Our 60-second interview with Nigel:

Could you please tell us what work you do in the field of mental health?

I have a long-standing interest in the interface between health and labour economics. Typically, this has encompassed issues around the impact of physical health on employment, productivity, and decisions about early retirement.  More recently, my interests have focused a little more on mental health as an important component of overall health and it’s independent impact on labour outcomes. These cover general mental health problems, and mental health disability.   

What do you find most rewarding and inspiring in this work?

That research can make a difference through informing evidence-based policy debate.  More generally, contributing to the evidence base around important questions about population health, its determinants and its consequences.

What is the most challenging or complicated aspect of this work?
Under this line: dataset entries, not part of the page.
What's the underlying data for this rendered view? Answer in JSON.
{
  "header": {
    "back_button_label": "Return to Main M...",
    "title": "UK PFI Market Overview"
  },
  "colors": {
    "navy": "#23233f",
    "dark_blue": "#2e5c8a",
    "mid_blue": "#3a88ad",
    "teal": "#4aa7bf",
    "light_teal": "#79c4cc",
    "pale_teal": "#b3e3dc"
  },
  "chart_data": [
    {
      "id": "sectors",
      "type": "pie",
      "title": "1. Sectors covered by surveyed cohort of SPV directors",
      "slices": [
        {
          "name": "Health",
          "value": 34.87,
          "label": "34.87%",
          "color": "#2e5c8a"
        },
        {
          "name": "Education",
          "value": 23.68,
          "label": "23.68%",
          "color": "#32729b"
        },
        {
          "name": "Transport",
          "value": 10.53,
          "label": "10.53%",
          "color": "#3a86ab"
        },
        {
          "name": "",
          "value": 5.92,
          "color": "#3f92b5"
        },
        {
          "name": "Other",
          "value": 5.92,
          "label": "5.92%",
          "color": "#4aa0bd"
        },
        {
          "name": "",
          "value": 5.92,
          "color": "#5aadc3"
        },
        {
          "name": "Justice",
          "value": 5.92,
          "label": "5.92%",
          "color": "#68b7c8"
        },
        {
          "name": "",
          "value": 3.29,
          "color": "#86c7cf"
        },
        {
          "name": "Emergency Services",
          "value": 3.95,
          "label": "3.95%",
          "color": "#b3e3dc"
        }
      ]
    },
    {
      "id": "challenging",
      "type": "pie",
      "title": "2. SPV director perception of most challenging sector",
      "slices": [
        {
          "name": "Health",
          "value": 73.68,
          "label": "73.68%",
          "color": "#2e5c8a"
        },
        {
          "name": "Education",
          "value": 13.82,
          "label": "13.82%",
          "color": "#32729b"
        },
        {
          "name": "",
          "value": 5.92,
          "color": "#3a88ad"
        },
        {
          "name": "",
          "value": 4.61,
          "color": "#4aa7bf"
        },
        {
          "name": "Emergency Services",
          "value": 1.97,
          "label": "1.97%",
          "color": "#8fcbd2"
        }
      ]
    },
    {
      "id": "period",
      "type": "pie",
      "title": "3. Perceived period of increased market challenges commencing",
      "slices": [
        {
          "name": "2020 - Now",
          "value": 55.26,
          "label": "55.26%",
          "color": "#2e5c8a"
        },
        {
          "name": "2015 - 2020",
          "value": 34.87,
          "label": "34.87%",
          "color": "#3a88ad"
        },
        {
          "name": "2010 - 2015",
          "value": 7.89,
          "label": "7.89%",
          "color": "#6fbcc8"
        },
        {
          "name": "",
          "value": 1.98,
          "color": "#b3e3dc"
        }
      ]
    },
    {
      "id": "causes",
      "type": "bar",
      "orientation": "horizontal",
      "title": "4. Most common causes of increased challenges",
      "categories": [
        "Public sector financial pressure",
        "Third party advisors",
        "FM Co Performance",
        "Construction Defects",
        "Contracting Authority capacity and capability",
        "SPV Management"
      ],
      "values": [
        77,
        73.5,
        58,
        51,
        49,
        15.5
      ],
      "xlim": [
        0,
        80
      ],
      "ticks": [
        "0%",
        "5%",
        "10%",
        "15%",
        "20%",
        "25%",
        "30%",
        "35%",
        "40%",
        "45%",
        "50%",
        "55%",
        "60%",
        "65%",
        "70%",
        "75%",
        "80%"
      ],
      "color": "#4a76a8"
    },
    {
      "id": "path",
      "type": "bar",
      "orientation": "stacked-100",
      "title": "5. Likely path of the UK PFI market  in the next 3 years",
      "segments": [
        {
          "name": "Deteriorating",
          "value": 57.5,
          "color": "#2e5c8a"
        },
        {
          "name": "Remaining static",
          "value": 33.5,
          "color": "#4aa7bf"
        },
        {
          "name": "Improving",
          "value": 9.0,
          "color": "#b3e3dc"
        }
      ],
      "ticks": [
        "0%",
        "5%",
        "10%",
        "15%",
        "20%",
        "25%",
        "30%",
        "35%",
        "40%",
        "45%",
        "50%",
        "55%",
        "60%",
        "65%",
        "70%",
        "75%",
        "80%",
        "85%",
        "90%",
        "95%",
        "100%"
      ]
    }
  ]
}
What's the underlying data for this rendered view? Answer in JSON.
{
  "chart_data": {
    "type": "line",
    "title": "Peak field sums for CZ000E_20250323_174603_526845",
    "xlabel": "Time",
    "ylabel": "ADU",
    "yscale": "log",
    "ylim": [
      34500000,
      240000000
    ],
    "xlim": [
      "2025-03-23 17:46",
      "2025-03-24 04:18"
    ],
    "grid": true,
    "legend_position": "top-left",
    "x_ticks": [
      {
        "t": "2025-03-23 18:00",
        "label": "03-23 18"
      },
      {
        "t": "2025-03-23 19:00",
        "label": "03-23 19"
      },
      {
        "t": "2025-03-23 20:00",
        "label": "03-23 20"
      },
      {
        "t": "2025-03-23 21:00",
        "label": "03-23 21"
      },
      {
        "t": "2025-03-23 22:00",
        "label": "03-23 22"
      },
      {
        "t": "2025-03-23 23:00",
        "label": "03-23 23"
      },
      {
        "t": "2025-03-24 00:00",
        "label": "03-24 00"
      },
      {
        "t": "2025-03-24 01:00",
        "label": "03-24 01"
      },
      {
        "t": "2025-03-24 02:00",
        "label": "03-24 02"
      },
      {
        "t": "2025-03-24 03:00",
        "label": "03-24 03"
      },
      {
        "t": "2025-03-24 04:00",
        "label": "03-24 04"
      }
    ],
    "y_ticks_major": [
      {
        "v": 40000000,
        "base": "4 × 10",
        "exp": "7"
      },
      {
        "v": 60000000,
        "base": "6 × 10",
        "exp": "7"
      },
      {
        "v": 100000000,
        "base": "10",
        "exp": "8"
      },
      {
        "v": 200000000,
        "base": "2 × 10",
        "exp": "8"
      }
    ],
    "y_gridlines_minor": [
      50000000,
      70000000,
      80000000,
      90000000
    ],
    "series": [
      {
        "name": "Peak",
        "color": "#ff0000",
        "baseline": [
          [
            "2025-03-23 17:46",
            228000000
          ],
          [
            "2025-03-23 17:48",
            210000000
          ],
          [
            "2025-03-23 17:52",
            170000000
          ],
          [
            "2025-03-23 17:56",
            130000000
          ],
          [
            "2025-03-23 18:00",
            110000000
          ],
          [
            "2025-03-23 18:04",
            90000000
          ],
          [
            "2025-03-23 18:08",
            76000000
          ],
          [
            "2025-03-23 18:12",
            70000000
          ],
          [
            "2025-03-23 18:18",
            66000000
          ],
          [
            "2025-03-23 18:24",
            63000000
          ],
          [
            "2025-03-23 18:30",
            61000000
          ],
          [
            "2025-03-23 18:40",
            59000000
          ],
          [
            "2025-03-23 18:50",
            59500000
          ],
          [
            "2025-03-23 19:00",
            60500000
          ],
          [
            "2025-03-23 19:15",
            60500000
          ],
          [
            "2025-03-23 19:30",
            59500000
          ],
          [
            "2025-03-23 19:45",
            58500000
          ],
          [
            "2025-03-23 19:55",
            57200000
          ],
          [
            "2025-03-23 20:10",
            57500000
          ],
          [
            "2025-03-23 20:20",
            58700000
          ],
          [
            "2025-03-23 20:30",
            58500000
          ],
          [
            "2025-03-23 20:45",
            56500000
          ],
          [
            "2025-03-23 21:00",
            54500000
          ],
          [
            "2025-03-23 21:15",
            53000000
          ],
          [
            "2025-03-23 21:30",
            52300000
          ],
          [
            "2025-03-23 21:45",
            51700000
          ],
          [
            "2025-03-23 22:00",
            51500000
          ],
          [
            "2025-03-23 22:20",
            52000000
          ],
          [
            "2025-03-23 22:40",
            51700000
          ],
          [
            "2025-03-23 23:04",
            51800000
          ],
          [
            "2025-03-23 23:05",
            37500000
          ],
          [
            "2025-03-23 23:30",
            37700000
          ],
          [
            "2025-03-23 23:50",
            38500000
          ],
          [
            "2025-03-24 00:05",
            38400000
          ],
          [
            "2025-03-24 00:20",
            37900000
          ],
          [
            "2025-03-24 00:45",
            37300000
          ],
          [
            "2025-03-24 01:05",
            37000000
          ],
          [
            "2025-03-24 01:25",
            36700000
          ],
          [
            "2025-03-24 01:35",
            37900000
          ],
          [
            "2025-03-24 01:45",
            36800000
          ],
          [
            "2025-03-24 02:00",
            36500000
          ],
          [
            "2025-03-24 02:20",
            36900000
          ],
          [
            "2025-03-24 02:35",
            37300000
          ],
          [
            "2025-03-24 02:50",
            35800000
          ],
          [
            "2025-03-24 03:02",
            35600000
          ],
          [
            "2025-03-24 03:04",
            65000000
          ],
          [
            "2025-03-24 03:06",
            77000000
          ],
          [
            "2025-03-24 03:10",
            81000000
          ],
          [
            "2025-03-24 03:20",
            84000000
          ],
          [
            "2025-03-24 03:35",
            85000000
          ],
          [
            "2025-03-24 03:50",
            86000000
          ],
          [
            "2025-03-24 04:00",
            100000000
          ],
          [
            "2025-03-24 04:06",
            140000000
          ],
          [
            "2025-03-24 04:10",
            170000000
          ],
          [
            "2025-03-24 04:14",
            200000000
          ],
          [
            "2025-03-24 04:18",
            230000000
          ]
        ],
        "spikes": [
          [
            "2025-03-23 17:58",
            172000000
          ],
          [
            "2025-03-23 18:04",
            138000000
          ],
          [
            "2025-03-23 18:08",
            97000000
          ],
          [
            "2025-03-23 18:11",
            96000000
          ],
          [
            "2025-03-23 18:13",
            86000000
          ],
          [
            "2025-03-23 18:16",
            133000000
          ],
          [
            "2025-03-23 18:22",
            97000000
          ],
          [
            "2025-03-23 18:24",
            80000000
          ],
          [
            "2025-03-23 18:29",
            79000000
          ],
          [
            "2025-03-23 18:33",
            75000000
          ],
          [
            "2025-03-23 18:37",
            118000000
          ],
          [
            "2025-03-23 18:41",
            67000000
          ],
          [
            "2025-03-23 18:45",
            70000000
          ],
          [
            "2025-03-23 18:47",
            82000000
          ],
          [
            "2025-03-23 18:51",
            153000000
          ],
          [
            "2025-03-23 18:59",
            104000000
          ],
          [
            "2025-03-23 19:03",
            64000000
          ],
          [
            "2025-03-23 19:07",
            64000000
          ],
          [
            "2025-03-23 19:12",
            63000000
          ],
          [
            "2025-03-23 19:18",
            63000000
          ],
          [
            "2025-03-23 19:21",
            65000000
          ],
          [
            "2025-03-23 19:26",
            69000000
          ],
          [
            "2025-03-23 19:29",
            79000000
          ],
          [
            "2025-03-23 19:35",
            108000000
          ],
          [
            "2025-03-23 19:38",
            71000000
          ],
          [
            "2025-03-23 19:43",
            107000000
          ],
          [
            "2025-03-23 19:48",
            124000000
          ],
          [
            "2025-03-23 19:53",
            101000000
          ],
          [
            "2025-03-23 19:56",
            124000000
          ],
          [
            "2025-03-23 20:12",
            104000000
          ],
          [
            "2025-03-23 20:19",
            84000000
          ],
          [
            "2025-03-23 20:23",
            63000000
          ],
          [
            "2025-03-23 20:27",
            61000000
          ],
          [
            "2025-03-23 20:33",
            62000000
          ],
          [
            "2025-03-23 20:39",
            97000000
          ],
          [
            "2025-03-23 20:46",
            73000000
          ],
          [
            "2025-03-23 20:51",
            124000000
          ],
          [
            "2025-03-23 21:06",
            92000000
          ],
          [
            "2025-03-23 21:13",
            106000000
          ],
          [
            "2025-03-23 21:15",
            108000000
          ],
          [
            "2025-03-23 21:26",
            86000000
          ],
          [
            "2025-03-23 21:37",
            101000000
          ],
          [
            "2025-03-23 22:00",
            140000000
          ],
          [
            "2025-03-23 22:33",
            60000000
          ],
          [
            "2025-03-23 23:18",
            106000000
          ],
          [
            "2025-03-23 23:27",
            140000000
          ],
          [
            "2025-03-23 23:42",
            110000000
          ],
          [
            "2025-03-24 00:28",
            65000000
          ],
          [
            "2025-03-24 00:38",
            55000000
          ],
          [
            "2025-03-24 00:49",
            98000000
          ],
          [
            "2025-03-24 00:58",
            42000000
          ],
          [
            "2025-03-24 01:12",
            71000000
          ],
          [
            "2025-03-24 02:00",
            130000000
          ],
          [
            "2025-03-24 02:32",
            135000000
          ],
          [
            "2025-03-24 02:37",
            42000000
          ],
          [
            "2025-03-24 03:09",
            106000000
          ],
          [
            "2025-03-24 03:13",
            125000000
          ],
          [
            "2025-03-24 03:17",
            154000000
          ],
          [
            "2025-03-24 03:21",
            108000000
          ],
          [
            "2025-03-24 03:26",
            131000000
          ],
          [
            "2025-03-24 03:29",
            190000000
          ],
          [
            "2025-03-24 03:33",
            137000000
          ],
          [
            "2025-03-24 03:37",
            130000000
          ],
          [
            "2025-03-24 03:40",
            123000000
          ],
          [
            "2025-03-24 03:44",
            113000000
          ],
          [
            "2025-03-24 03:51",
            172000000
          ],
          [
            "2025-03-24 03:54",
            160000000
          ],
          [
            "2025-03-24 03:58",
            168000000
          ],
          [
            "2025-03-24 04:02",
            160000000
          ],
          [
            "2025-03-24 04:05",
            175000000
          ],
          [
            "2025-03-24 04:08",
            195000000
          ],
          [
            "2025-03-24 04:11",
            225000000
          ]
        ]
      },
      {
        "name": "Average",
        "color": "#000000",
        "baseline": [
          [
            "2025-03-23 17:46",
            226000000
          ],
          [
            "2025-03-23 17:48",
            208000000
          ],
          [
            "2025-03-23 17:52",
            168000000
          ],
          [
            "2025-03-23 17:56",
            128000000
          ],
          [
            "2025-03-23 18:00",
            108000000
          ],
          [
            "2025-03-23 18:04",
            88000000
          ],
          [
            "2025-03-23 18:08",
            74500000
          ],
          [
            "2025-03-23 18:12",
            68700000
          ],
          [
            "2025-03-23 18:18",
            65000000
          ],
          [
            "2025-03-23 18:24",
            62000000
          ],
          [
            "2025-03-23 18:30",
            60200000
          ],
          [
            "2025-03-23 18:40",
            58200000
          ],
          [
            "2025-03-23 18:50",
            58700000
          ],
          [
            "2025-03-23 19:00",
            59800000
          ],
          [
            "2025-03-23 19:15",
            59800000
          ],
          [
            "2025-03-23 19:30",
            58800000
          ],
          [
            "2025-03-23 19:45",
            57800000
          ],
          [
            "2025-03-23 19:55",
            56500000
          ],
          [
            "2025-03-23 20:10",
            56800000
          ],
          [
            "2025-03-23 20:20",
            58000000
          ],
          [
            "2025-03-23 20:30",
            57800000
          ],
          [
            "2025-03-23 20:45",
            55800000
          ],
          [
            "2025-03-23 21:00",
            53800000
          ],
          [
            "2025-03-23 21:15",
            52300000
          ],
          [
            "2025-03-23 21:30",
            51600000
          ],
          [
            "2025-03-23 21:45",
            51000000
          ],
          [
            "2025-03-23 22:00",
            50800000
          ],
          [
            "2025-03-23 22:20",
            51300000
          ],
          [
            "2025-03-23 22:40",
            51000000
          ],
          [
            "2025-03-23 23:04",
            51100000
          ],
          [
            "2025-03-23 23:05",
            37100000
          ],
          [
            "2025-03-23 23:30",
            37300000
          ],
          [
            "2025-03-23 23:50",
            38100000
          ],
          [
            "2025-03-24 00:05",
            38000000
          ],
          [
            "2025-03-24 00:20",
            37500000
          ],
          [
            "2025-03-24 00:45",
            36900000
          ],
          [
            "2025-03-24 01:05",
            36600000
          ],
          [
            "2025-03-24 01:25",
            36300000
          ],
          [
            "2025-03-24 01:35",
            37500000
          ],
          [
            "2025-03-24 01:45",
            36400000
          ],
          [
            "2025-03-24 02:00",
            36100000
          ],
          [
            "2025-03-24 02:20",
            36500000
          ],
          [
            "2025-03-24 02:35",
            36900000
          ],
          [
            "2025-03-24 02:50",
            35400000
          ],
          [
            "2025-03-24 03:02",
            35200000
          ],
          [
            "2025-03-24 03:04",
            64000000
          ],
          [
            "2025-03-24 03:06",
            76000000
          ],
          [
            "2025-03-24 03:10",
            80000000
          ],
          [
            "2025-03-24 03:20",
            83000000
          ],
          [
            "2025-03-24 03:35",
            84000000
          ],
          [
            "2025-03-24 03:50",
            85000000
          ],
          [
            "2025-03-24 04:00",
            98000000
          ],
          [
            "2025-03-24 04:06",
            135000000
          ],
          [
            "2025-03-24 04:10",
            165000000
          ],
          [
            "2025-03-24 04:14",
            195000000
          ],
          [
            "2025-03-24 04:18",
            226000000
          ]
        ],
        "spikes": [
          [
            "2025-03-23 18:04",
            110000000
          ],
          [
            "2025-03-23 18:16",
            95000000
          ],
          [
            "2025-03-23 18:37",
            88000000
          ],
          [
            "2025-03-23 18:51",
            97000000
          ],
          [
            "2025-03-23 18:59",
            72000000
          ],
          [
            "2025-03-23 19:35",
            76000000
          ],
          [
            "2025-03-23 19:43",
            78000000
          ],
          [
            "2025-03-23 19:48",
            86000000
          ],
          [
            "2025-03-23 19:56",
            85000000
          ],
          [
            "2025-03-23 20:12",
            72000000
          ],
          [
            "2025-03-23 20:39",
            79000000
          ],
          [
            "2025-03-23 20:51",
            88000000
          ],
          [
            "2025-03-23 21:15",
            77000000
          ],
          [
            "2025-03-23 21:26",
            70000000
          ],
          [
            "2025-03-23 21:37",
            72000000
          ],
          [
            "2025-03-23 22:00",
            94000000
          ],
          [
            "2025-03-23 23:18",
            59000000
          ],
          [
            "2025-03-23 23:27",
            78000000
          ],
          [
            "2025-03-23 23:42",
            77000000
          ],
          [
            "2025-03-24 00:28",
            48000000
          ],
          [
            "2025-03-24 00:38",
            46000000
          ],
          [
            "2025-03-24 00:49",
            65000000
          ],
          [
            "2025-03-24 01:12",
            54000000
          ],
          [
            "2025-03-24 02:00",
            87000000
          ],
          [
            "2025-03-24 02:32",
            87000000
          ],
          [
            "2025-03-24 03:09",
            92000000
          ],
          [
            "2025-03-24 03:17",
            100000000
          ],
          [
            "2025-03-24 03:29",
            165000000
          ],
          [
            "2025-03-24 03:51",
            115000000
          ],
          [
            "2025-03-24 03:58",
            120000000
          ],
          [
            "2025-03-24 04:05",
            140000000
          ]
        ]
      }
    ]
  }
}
As with much of empirical work intended to inform policy a particular challenge is formulating interesting questions capable of leading to greater policy insight, but which is amenable to empirical scrutiny. A particular challenge is identifying causality which involves searching for exogenous variation in treatment either via natural experiments, or through the application of more complex econometric approaches. Advances in methods that lead to a better understanding of heterogeneity in treatment effects and the mechanism that link these to outcomes can potentially provide more nuanced and informative policy tools.

What impact do you hope your work is having - or can potentially have?

Ultimately, we all want to inform policy in some meaningful way, and/or shape the ways of thinking or tackling problems. Possibly a never-ending pursuit…  

Could you share with us one piece of advice that you follow for your own mental health?

Find something to interest you, outside of work, and prioritise family and friends. Oh, and get a dog!